What is a Stock Split

In our recent post, we studied about the Bonus Issue.

To summarize, what we read
Share-holders get bonus shares from company's earnings in compensation of dividend. But we also realized that the overall wealth of the shareholder does not increase because of the drop in share price post the bonus issue.

Most readers seem to have some confusion about whether bonus issue and stock splits are the same or not.  They may appear to be the same especially in the eyes of a person not well-versed in finance. But they are, in fact, two different things.



WHAT’S THE DIFFERENCE?

Simply put- A bonus is a free additional share. A stock split is the same share split into two.

Usually companies accumulate it’s earnings in reserve funds instead of paying it to share-holders in form of dividend. This accumulated reserve fund is then converted into share-capital and allotted to share-holders as bonus shares in proportion to their existing holding. So, Share-capital of the company increases with a concomitant decrease in its Reserve profits. Share-holders get bonus shares in compensation of dividend.

But when a share is split, say, from Rs 10 denomination to Re 1 denomination, there would neither be an increase in the share capital nor a concomitant decrease in the reserves of the company. This is because while in a bonus issue a person having one share of Rs 10 face value would get another share of the same face value should the company go for a 1:1 bonus what would happen in a stock split is his one Rs 10 share would now be converted into ten Re 1 shares.
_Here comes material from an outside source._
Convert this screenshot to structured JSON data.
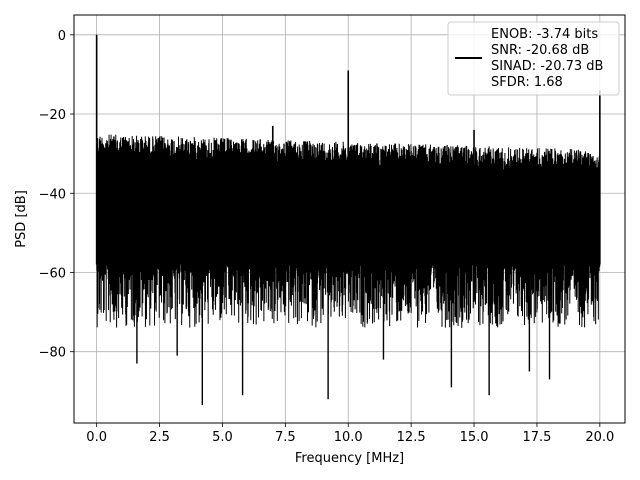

WHY DOES A COMPANY SPLIT IT’S STOCK?
The primary reason is to infuse additional liquidity into the shares by making them more affordable. It needs to be reiterated here that the shares only appear to be cheaper, though it makes no difference whether you buy one share for Rs 3,000 or two for Rs1,500 each.

WHY DOES MARKET CHEER STOCK SPLITS?
Stock market interprets a stock split as a statement of confidence by the company – it interprets a split as a signal from the company that it is confident about its future growth. Also, a stock split increases the number of shares traded in the market, which increases liquidity.These factors are considered positive, and therefore the market reacts positively!

CONCLUSION
So, if you are an investor in the company, you have reason to celebrate when you get a bonus. But don’t celebrate when your company splits stock. It’s is just a technical change in the face value of the stock. But if you want to buy more shares, it is good news because now, you will be able to afford them or at least get them cheaper!